Demografischer Wandel und Alterung im ländlichen Raum

Darmkrebs gehört zu den häufigsten Krebsarten in Deutschland. Ältere Menschen sind öfter betroffen. Die Dickdarmtumore entwickeln sich aus Polypen, die zunächst meist gutartig sind. Aus diesen Polypen kann sich häufig innerhalb von wenigen Jahren der Krebs bilden. Bei einer Vorsorge‐Darmspieglung können diese Polypen ohne großen Aufwand entfernt werden. Das bedeutet, dass daraus kein Darmkrebs mehr entstehen kann. Wird bei einer Vorsorgeuntersuchung ein Tumor im Frühstadium entdeckt, kann ein kleinerer Eingriff zur Heilung führen. Ein künstlicher Darmausgang, wie er nicht selten bei fortgeschrittenen Tumoren erforderlich ist, wird vermieden.
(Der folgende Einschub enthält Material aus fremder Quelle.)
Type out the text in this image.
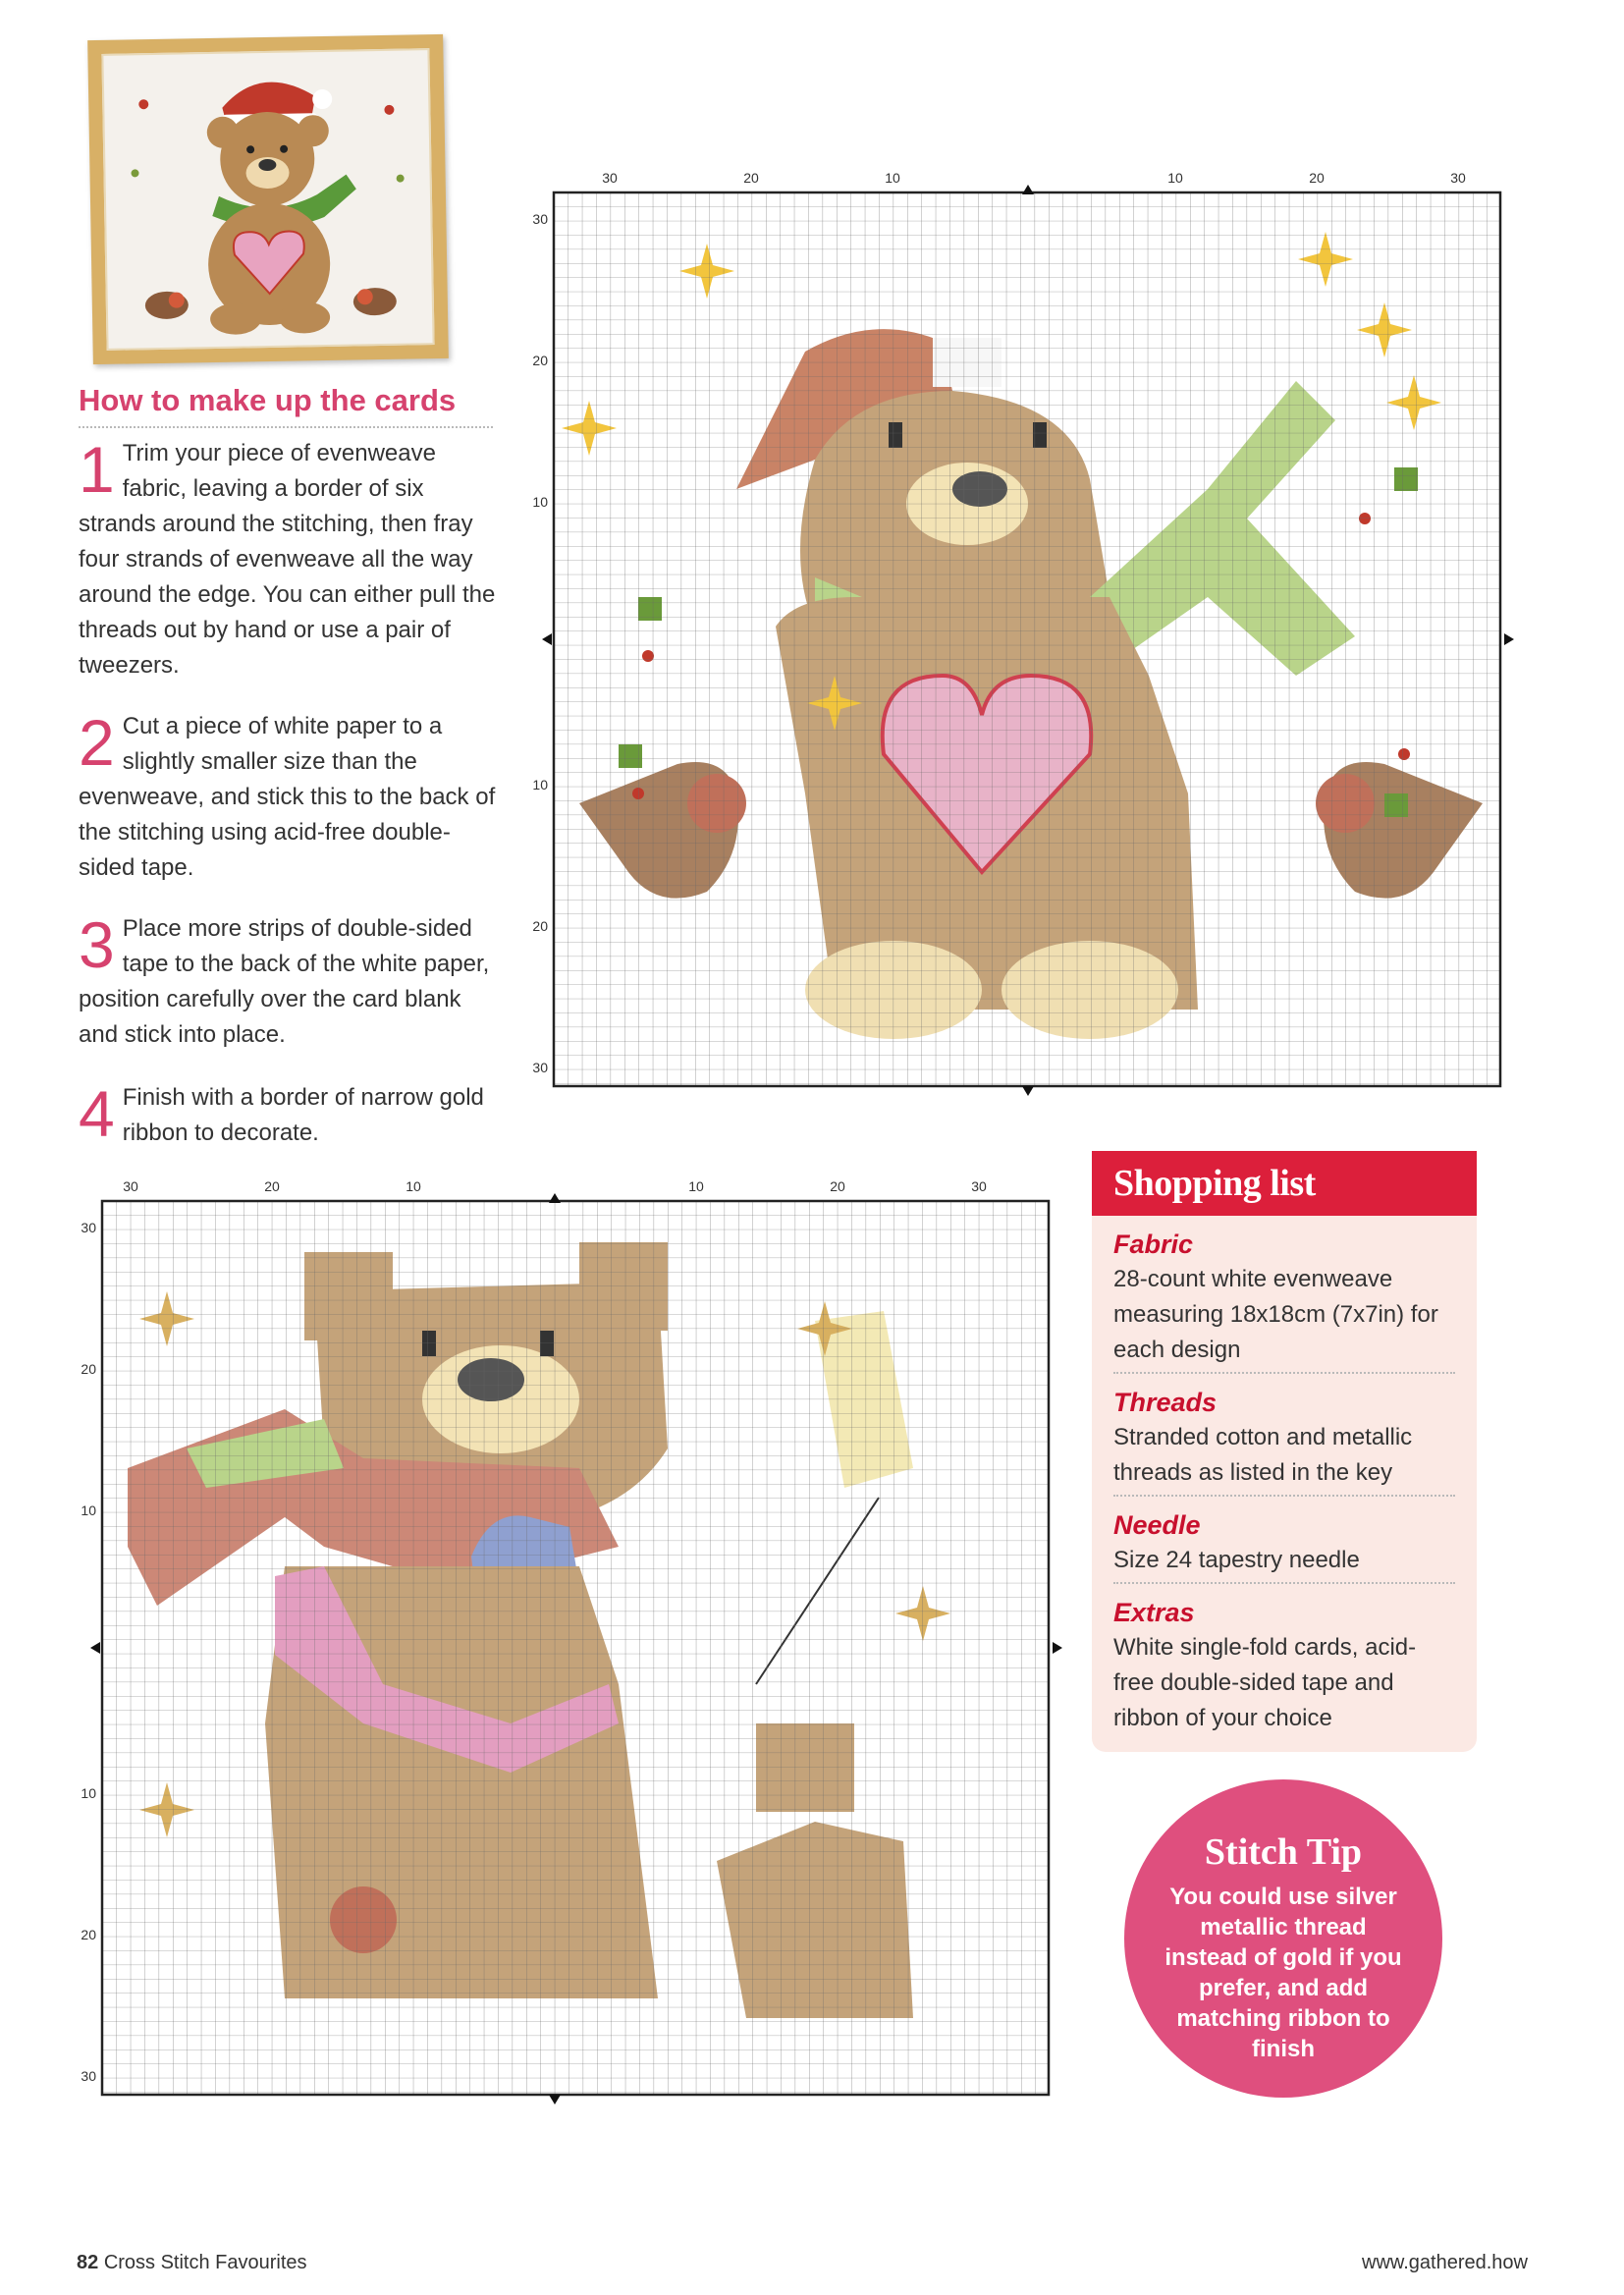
How to make up the cards
1 Trim your piece of evenweave fabric, leaving a border of six strands around the stitching, then fray four strands of evenweave all the way around the edge. You can either pull the threads out by hand or use a pair of tweezers.

2 Cut a piece of white paper to a slightly smaller size than the evenweave, and stick this to the back of the stitching using acid-free double-sided tape.

3 Place more strips of double-sided tape to the back of the white paper, position carefully over the card blank and stick into place.

4 Finish with a border of narrow gold ribbon to decorate.

30	20	10	10	20	30
30
20
10
10
20
30
30	20	10	10	20	30
30
20
10
10
20
30
Shopping list
Fabric
28-count white evenweave measuring 18x18cm (7x7in) for each design
Threads
Stranded cotton and metallic threads as listed in the key
Needle
Size 24 tapestry needle
Extras
White single-fold cards, acid-free double-sided tape and ribbon of your choice
Stitch Tip
You could use silver metallic thread instead of gold if you prefer, and add matching ribbon to finish
82 Cross Stitch Favourites	www.gathered.how
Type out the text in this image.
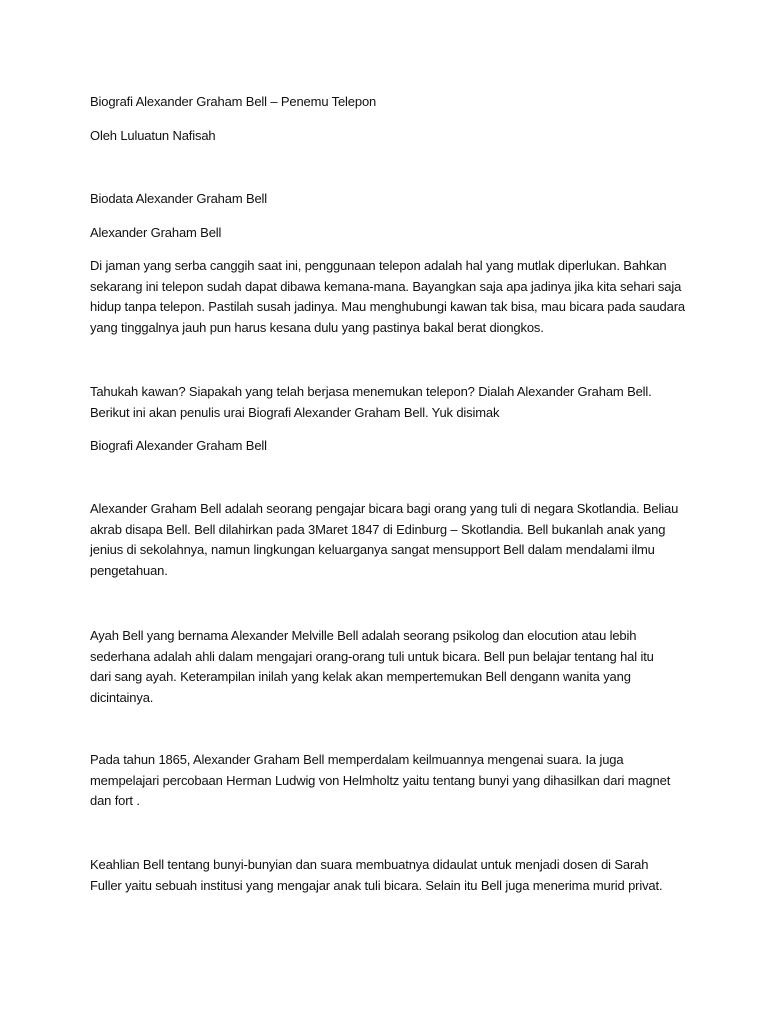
Biografi Alexander Graham Bell – Penemu Telepon

Oleh Luluatun Nafisah

Biodata Alexander Graham Bell

Alexander Graham Bell

Di jaman yang serba canggih saat ini, penggunaan telepon adalah hal yang mutlak diperlukan. Bahkan
sekarang ini telepon sudah dapat dibawa kemana-mana. Bayangkan saja apa jadinya jika kita sehari saja
hidup tanpa telepon. Pastilah susah jadinya. Mau menghubungi kawan tak bisa, mau bicara pada saudara
yang tinggalnya jauh pun harus kesana dulu yang pastinya bakal berat diongkos.

Tahukah kawan? Siapakah yang telah berjasa menemukan telepon? Dialah Alexander Graham Bell.
Berikut ini akan penulis urai Biografi Alexander Graham Bell. Yuk disimak

Biografi Alexander Graham Bell

Alexander Graham Bell adalah seorang pengajar bicara bagi orang yang tuli di negara Skotlandia. Beliau
akrab disapa Bell. Bell dilahirkan pada 3Maret 1847 di Edinburg – Skotlandia. Bell bukanlah anak yang
jenius di sekolahnya, namun lingkungan keluarganya sangat mensupport Bell dalam mendalami ilmu
pengetahuan.

Ayah Bell yang bernama Alexander Melville Bell adalah seorang psikolog dan elocution atau lebih
sederhana adalah ahli dalam mengajari orang-orang tuli untuk bicara. Bell pun belajar tentang hal itu
dari sang ayah. Keterampilan inilah yang kelak akan mempertemukan Bell dengann wanita yang
dicintainya.

Pada tahun 1865, Alexander Graham Bell memperdalam keilmuannya mengenai suara. Ia juga
mempelajari percobaan Herman Ludwig von Helmholtz yaitu tentang bunyi yang dihasilkan dari magnet
dan fort .

Keahlian Bell tentang bunyi-bunyian dan suara membuatnya didaulat untuk menjadi dosen di Sarah
Fuller yaitu sebuah institusi yang mengajar anak tuli bicara. Selain itu Bell juga menerima murid privat.
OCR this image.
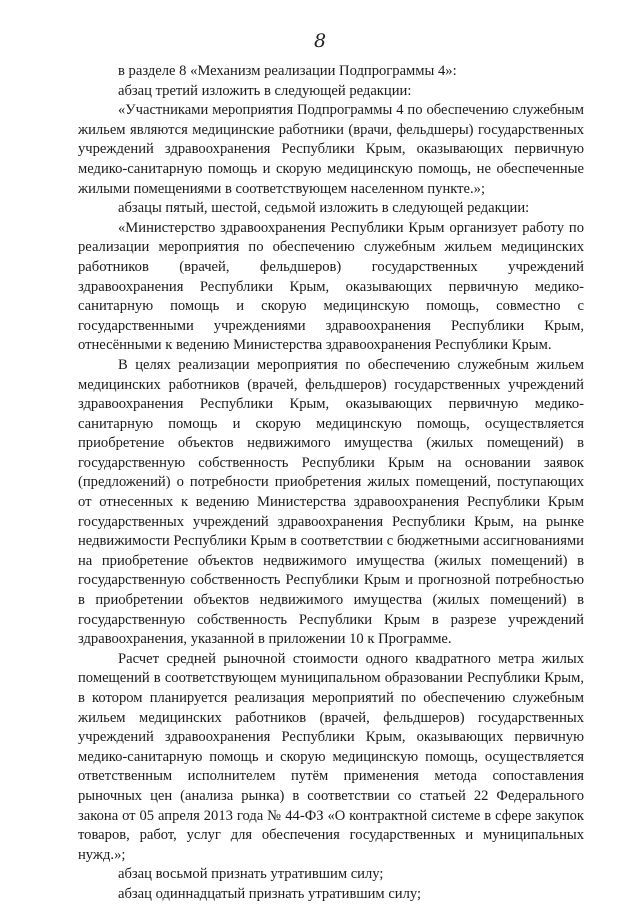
8

в разделе 8 «Механизм реализации Подпрограммы 4»:

абзац третий изложить в следующей редакции:

«Участниками мероприятия Подпрограммы 4 по обеспечению служебным жильем являются медицинские работники (врачи, фельдшеры) государственных учреждений здравоохранения Республики Крым, оказывающих первичную медико-санитарную помощь и скорую медицинскую помощь, не обеспеченные жилыми помещениями в соответствующем населенном пункте.»;

абзацы пятый, шестой, седьмой изложить в следующей редакции:

«Министерство здравоохранения Республики Крым организует работу по реализации мероприятия по обеспечению служебным жильем медицинских работников (врачей, фельдшеров) государственных учреждений здравоохранения Республики Крым, оказывающих первичную медико-санитарную помощь и скорую медицинскую помощь, совместно с государственными учреждениями здравоохранения Республики Крым, отнесёнными к ведению Министерства здравоохранения Республики Крым.

В целях реализации мероприятия по обеспечению служебным жильем медицинских работников (врачей, фельдшеров) государственных учреждений здравоохранения Республики Крым, оказывающих первичную медико-санитарную помощь и скорую медицинскую помощь, осуществляется приобретение объектов недвижимого имущества (жилых помещений) в государственную собственность Республики Крым на основании заявок (предложений) о потребности приобретения жилых помещений, поступающих от отнесенных к ведению Министерства здравоохранения Республики Крым государственных учреждений здравоохранения Республики Крым, на рынке недвижимости Республики Крым в соответствии с бюджетными ассигнованиями на приобретение объектов недвижимого имущества (жилых помещений) в государственную собственность Республики Крым и прогнозной потребностью в приобретении объектов недвижимого имущества (жилых помещений) в государственную собственность Республики Крым в разрезе учреждений здравоохранения, указанной в приложении 10 к Программе.

Расчет средней рыночной стоимости одного квадратного метра жилых помещений в соответствующем муниципальном образовании Республики Крым, в котором планируется реализация мероприятий по обеспечению служебным жильем медицинских работников (врачей, фельдшеров) государственных учреждений здравоохранения Республики Крым, оказывающих первичную медико-санитарную помощь и скорую медицинскую помощь, осуществляется ответственным исполнителем путём применения метода сопоставления рыночных цен (анализа рынка) в соответствии со статьей 22 Федерального закона от 05 апреля 2013 года № 44-ФЗ «О контрактной системе в сфере закупок товаров, работ, услуг для обеспечения государственных и муниципальных нужд.»;

абзац восьмой признать утратившим силу;

абзац одиннадцатый признать утратившим силу;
Die Vorsorgeuntersuchung kann für jeden Bürger über den Hausarzt organisiert werden. Leider wird diese Möglichkeit von vielen Menschen nicht genutzt. Hierfür gibt es sicherlich unterschiedliche Gründe. Uns ist bewusst, dass es neben den organisatorischen Schwierigkeiten immer eine persönliche Entscheidung jeder Bürgerin und jedes Bürgers ist, sich für oder gegen eine Vorsorgeuntersuchung zu entscheiden.

Wir möchten untersuchen, welche Gründe bzw. Hindernisse beseitigt werden müssen, um Bürgern gerade im höheren Alter dabei zu helfen, eine Vorsorgeuntersuchung zu nutzen. Hierzu wollen wir die Vorbehalte und Sorgen älterer Bürger gerade in der ländlichen Region analysieren. Mit der Unterstützung des Landes Sachsen-­Anhalt wollen wir im Jerichower Land und im Bördekreis über eine Befragung (Fragebogenaktion) zur Darmkrebsbehandlung und anschließender Analyse der Daten zu verwertbaren Ergebnissen kommen.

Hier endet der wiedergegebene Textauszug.